As a preamble to a recording take, it’s not exactly clear whether it was meant to be an attempt to focus minds or a witty intro to a take countdown. It was of the moment, with no intention of ever being heard again. Nobody knew it would turn out to be prescient as Crimson, barely five months since formation, laid down tracks for sessions for a proposed debut album – sessions about to be abandoned in favour of a move to another studio and total self-production weeks later. Fifty years on, the album is one of the most beloved & revered in the rock music canon. The 50th anniversary edition features completely new mixes of the album in stereo & 5.1 by Steven Wilson, with the album presented in 24/96 resolution in multi-channel for the first time. The multi-channel master also includes the extended duo version of ‘I Talk to the Wind’ in 5.1. This track, much longer than the version mixed in 2009, also features in stereo along with newly mixed versions of other session tracks in stereo and a full set of instrumental mixes. In 2009, Court was one of the earliest of Steven’s 5.1 mixes of albums on which he or his band were not the main artist – along with Lizard & Red & while the King Crimson 5.1 series was, to a large extent, key to the revival of 5.1 for audio – an audio form the major record companies had all but abandoned as a result of the dual format confusion of sacd/dvd-a almost a decade earlier, Court was the one album of the many 5.1 mixes he has successfully undertaken which he wanted to revisit. The 50th anniversary and the first release on Blu-Ray provided just such an opportunity. Nor are these the only new features on the set.
The original studio instrumental take of ‘21st Century Schizoid Man’ has been completely re-imagined & mixed by David Singleton, with the addition of Greg Lake vocals from the later studio sessions at Wessex & contemporary sax & guitar overdubs by Mel Collins & Jakko Jakszyk – providing a link between the original band, the early 1970s line-up and the current band. David Singleton also contributes a mix of ‘Epitaph’ which highlights & isolates Greg’s vocals from the original studio sessions, showing just how spine chilling and powerful that vocal delivery was – an incredibly mature sound for a young man to achieve in his first major studio recording.

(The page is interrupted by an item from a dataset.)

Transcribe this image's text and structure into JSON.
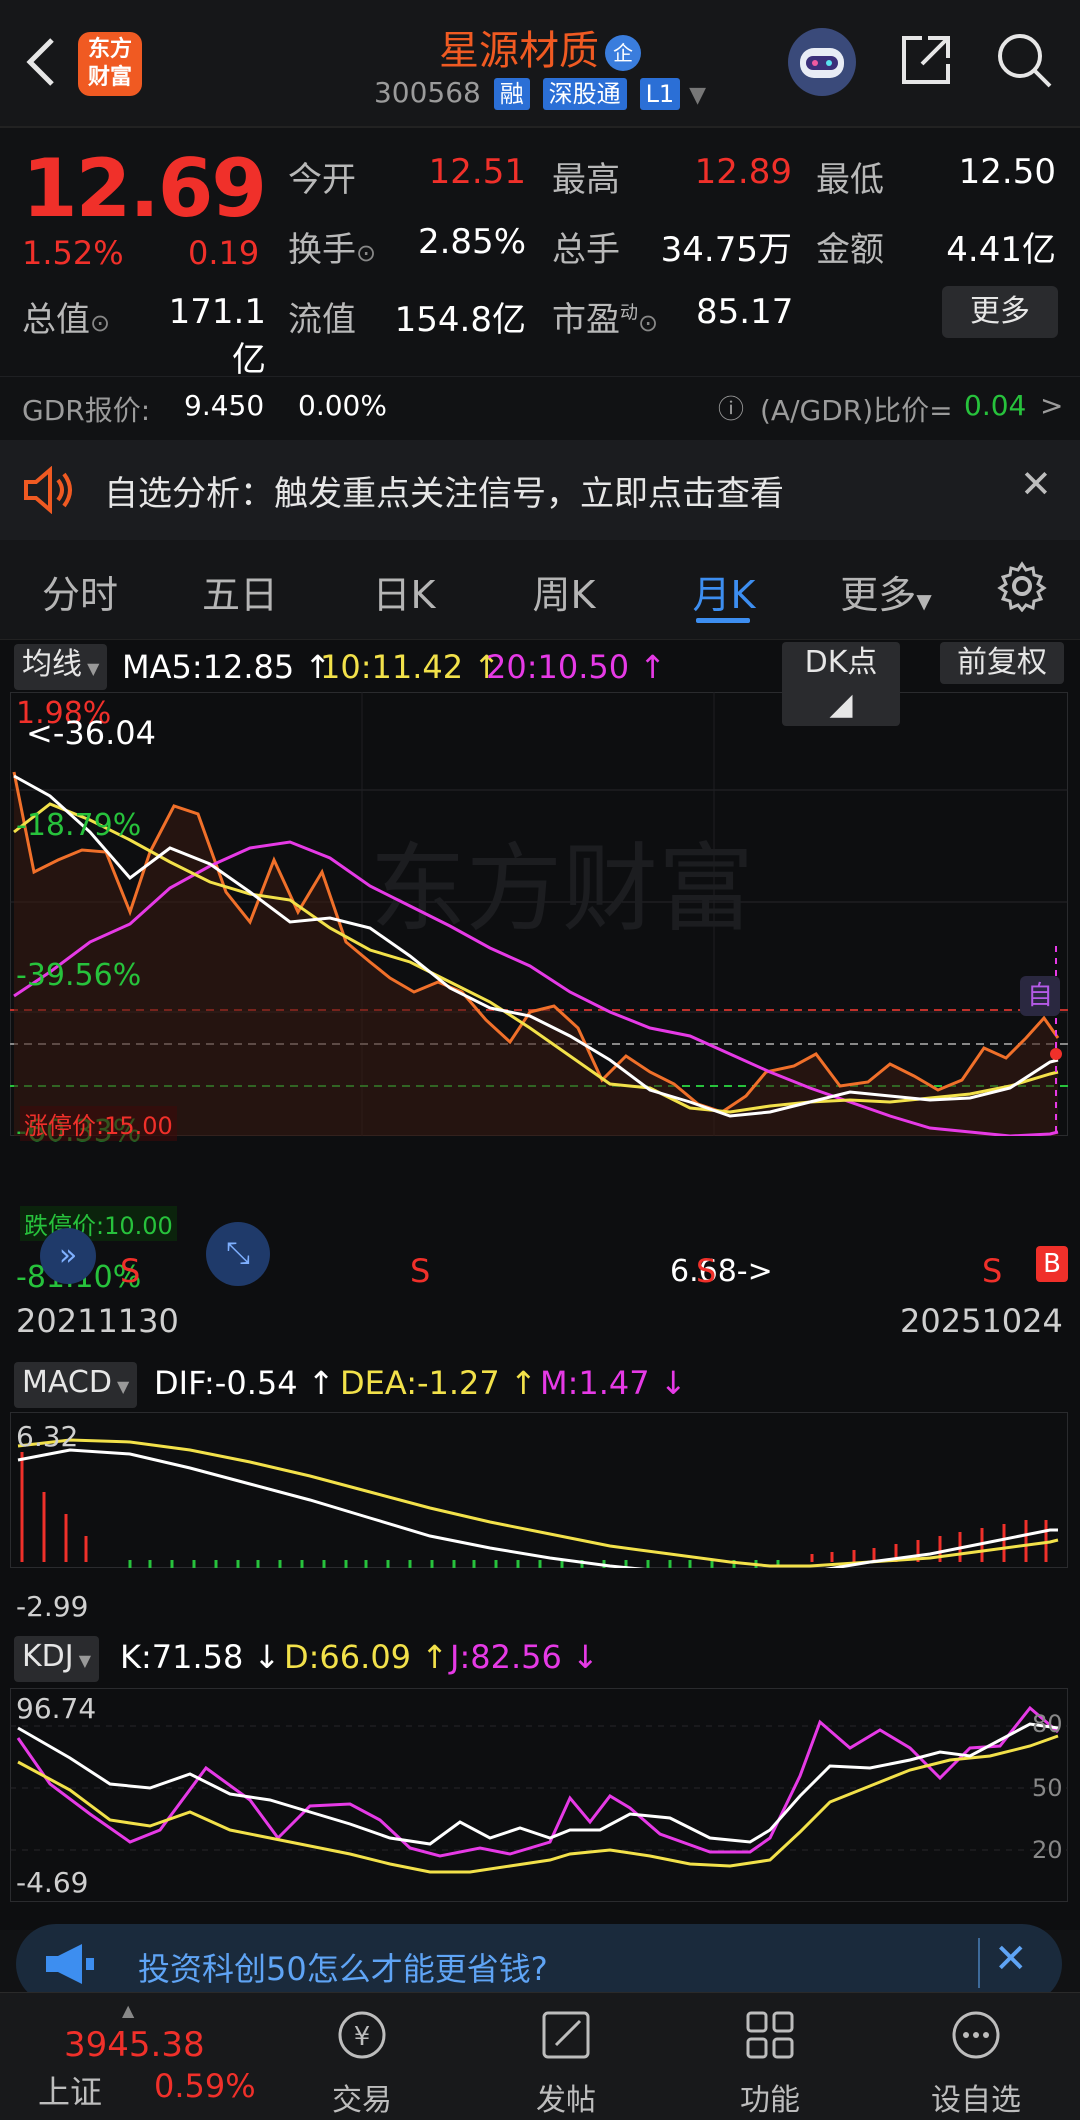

Among the many tapes newly transferred or being transferred for this (& the forthcoming, much larger, boxed set of Complete 1969 Recordings), was the original tape of the Island released ‘The Court of the Crimson King’ single which had been previously dubbed from a 7” single as a curio. These and many other tracks give a comprehensive overview of one of the classic albums.

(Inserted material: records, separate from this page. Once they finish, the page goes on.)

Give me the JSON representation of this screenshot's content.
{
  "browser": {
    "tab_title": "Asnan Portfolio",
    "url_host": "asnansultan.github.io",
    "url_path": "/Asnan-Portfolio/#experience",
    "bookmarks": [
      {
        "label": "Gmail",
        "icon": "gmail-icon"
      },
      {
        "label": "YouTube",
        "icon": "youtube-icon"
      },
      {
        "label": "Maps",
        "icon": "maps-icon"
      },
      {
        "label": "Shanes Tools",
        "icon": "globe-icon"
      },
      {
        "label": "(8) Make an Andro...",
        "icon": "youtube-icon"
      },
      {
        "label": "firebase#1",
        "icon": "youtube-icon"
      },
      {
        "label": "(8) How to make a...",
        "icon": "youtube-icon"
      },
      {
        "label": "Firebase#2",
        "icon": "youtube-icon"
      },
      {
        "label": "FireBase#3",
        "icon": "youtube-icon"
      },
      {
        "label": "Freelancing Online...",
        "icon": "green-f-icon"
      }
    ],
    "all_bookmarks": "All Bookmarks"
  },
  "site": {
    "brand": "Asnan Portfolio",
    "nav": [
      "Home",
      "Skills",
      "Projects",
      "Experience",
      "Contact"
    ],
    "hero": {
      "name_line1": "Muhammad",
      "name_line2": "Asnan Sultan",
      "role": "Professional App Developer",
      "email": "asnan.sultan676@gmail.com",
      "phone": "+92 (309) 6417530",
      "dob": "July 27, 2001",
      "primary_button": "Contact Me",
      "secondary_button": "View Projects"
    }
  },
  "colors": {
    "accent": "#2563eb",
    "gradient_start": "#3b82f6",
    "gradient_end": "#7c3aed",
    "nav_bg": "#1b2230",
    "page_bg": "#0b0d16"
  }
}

The Alternate album appears, quite deliberately, in slightly different track-listings on the Blu-Ray & CD (& on the accompanying double vinyl set). The aim on the Blu-Ray was to provide a fully sequenced listen that closely resembled the original album running order. This was extended on the CD, gathering many of the new mixes on one disc & revised again to make for a satisfying listen on vinyl.